My take on it: The sentence wasn’t wrong, given the verdict of involuntary manslaughter and Mehserle’s background (I have already said as much on TV).

But the verdict itself may not have been an expression of the jury’s true beliefs. The blame for this lies in the judge’s instructions. The judge essentially wrote a possible verdict of “implied malice” second degree murder out of the case.

The key instruction tells the jury that, if they buy Mehserle’s story that he believed that he was using a Taser-and not firing a gun-they must acquit of murder and voluntary manslaughter.

This precludes consideration of the argument that Mehserle’s failure to use care in determining which weapon he was using showed a conscious disregard for human life, and, therefore, “implied malice.” (I have also said this on the air.)

Had the jury considered and accepted this argument, the correct verdict would have been second degree murder and the minimum sentence would have been 15 to life (up to 35 to life if the gun enhancement has also been found true.)

So, it would not be a big stretch to say that Mehserle got away with murder, if the jury thought that he was careless in determining which weapon he was firing.

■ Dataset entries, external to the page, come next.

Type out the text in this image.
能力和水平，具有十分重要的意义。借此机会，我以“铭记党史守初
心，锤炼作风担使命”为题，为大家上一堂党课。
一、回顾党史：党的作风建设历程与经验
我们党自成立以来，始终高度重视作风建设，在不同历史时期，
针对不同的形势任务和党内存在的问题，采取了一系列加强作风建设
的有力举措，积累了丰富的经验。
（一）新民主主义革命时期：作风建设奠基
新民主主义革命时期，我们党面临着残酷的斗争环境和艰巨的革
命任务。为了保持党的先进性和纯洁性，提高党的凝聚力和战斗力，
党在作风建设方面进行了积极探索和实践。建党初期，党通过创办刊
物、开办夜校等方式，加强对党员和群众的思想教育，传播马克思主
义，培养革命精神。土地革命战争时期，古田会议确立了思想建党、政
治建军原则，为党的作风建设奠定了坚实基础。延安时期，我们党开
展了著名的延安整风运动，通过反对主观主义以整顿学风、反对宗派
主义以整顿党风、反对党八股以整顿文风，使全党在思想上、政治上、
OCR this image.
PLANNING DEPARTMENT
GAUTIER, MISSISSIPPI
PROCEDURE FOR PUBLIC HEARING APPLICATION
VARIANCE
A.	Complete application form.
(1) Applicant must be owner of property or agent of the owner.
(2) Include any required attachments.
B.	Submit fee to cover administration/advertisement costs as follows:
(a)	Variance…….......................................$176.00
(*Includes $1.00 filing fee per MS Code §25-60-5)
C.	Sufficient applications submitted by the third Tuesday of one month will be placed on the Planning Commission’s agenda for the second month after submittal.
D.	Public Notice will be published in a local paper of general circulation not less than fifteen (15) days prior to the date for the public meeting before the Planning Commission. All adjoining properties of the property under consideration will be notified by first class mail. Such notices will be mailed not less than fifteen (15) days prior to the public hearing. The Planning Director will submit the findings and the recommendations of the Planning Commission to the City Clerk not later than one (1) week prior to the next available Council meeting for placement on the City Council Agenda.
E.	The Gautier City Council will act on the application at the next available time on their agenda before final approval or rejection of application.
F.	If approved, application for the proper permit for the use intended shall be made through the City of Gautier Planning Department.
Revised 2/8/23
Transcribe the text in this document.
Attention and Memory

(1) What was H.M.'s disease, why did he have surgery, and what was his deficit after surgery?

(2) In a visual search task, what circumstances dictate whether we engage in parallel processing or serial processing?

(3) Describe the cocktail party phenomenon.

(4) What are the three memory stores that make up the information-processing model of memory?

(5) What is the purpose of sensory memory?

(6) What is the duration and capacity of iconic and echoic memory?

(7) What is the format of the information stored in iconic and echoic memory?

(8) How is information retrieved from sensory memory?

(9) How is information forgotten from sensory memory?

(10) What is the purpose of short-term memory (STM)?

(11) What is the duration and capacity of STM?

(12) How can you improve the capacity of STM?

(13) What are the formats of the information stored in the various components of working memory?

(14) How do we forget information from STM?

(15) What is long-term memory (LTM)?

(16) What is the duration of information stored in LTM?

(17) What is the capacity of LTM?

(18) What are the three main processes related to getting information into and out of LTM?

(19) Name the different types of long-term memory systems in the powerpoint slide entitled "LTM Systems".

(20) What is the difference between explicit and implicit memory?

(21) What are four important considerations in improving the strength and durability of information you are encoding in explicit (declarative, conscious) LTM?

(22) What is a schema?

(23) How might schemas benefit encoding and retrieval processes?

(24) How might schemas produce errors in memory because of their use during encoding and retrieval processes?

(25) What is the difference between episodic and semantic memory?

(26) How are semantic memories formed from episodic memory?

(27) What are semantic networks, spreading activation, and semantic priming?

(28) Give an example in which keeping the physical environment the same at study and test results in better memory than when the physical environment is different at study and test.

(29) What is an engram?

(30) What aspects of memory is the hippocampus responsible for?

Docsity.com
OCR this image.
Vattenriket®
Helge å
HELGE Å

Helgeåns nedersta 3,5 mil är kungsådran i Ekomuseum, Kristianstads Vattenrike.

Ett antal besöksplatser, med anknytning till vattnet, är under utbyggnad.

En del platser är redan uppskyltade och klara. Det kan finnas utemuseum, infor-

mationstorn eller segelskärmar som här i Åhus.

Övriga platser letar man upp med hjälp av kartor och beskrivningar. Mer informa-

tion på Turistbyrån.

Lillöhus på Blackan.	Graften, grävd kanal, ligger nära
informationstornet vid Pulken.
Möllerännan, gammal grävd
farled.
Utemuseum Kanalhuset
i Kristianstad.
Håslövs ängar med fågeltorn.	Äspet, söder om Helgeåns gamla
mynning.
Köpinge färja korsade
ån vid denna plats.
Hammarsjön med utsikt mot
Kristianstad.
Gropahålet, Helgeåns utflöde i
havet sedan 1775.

What, then, are Grant’s family’s options?

First: The unusual way in which the judge “threw out” the gun enhancement leaves the door open for an appeal by prosecutors. The prosecution generally has no appeal from a loss in a criminal case, but this is one of the exceptions. The court ordered the gun enhancement dismissed under Penal Code section 1385. The prosecution can appeal a dismissal under 1385. The prosecution might also seek a writ (think appeal on the fast track) so that they could get a decision before Mehserle gets out of prison.

There would then be a new trial on the gun enhancement alone. This trial would raise all the same issues of “mistake” and “confusion” that were central to the first trial.

Second: There may be a federal prosecution. The feds have been investigating the matter for some time and monitoring the outcome in the state case. Several Alameda County civic leaders have already spoken to the  United States Attorney General about pursuing federal criminal charges.

There were a lot of comparisons of the Michael Vick sentence (4 Years) to the Mehserle sentence (2 years). The implication is that the system is unfair because it punished abuse of a dog more severely that the killing of a man. The comparison is unfair. Sentencing in the federal system is much more severe that in the California system, as Mehserle will discover if he is convicted of a federal civil rights violation resulting in death.

Finally: The family is pursuing a civil suit. More and more, it is the civil case following these high profile criminal cases that produces justice. We all remember that OJ was found liable in the civil case, after an acquital in the murder case.